There is no magic solution, but here are five ways I try to cope with the problem, in addition to the usual lawyerly obsession with clarity and risk-coverage.

  1. When presented with, or tempted by, something complicated, focus on how things may realistically play out in future. How proportionate is this extra length and complication to the risk being addressed? How does it compare to addressing the issue in a simpler way, or not at all? Is it an edge case? What’s the impact if it does arise? Is it the kind of issue that needs a definitive legally enforceable solution in the context of this relationship, or is it better to leave it for resolution later?
  2. Reflect on the difference between complexity and complication,3 and the limitations of the latter as a tool for addressing the former. Really detailed rules for dealing with unpredictable futures are something to be cautious about.
  3. Impose constraints: this text must not be longer than A pages or B words. This will not take longer than C minutes or D hours. The budget for this is E. Just as work tends to expand to fill the available time, complication can easily be allowed to expand to fill or exceed the available budget.
  4. Name the problem and the solution: the computing world uses terms like feature creepsoftware bloat and refactoring for analogous topics. I quite like them, but I work in that domain so they feel natural. The pejorative nature of the first two also appeals. Over-complication, simplification and design are words of more general acceptability, perhaps. Whichever words you choose, I believe that making it a thing can help.
  5. Periodically simplify: nuances, complications and cruft tend to creep in over time. Often you just have to accept them. That makes it important to set aside some quality time at reasonable intervals (e.g. yearly) to consciously revise templates and playbooks, accepting valuable additions from recent experience but also challenging things and deleting or simplifying where possible. For me at least, it does require setting aside some quality time to get into a state of flow.4

I don’t do all of these things perfectly, of course. But having some tactics helps.

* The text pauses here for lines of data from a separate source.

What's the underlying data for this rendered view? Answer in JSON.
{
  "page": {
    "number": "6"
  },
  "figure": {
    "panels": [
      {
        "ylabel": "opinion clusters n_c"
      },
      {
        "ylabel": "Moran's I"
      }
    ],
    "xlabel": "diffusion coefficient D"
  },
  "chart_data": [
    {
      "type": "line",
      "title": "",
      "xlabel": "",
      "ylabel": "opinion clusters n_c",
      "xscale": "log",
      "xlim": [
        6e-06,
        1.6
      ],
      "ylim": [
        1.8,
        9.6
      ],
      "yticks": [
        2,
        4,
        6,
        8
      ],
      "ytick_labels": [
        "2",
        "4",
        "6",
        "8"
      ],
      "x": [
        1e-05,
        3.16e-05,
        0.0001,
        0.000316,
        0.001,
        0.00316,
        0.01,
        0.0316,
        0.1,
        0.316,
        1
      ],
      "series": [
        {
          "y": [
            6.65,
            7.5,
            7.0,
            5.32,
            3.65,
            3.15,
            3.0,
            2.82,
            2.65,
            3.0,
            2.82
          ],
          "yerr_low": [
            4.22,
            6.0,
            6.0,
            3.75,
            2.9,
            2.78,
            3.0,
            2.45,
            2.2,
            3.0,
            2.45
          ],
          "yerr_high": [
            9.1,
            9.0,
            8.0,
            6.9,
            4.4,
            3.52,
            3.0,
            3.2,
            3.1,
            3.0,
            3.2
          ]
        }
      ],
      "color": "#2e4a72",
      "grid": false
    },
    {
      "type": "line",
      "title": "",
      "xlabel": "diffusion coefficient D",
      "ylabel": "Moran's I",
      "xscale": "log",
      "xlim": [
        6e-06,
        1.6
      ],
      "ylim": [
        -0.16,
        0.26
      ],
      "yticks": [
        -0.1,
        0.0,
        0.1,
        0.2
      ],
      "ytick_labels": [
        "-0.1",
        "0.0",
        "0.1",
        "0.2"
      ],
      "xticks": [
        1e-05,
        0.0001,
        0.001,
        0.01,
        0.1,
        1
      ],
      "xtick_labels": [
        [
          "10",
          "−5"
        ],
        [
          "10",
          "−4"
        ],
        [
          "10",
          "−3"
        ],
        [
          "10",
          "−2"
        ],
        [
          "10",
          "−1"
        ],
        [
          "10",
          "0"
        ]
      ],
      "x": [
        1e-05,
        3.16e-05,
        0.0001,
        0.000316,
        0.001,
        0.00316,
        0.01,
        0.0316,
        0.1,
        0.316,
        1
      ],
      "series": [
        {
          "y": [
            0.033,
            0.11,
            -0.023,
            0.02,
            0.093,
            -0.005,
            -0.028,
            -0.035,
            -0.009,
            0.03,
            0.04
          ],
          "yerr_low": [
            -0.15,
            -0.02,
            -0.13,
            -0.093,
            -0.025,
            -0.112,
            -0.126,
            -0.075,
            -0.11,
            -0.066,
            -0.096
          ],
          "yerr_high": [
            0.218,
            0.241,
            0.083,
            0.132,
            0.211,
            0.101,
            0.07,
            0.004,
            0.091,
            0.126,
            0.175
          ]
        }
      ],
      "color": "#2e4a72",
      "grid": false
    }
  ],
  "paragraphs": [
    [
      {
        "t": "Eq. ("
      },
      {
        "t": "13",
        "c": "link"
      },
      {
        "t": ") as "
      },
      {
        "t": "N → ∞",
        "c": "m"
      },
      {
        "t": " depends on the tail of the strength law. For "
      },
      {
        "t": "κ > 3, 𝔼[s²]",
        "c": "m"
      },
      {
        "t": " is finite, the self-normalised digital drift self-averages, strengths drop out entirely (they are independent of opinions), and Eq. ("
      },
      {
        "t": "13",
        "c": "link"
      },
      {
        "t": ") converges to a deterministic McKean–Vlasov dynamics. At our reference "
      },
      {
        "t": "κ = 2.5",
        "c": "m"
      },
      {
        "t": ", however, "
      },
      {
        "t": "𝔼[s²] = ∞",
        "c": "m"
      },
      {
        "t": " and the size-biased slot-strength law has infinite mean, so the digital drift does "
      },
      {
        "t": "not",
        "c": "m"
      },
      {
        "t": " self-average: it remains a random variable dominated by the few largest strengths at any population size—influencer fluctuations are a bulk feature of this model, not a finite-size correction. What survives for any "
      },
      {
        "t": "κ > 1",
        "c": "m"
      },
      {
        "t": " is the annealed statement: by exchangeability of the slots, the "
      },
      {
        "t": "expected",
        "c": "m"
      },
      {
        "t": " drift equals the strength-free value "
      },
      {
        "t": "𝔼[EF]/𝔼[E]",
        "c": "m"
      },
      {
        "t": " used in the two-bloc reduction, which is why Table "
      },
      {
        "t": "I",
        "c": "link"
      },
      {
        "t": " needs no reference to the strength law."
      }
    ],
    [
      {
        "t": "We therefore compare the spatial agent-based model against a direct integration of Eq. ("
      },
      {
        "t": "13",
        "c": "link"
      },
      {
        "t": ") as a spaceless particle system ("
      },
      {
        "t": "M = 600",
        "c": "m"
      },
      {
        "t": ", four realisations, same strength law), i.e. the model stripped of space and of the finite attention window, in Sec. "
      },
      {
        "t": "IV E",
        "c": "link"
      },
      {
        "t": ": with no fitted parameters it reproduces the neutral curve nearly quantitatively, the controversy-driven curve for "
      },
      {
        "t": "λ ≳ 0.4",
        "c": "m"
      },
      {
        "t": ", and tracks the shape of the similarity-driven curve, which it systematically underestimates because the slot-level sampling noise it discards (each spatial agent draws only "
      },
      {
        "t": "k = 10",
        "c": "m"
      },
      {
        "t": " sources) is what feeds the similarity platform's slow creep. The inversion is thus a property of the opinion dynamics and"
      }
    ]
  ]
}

One final thought. Part of the reason that these problems are so hard to address is because of the adversarial, or at least negotiated, context in which they arise. Also, many lawyers fear (depending on the country, legal system, client context, organisational culture and much else) finding themselves in trouble for missing something: “Nobody gets fired for over-complicating.” However, one thing I’ve found over the years is that when I try to suggest that a simpler approach might be helpful for everyone, many people will enter into the spirit of it, particularly if they’re over-loaded with work already. It can be quite refreshing.

References

(1) https://en.wikipedia.org/wiki/Induced_demand. See this Infographic by TUMI summarising the concept. The magnitude varies: see this review of research literature, commissioned by the UK Department for Transport, 2018

(2) Hoeflich (2013) – From scriveners to typewriters: document production in the nineteenth century law office – Hoeflich, 2013.

(3) Rick Nason’s book, It’s not complicated, is a good introductory read, as is Olly Buxton’s summary in the legal context.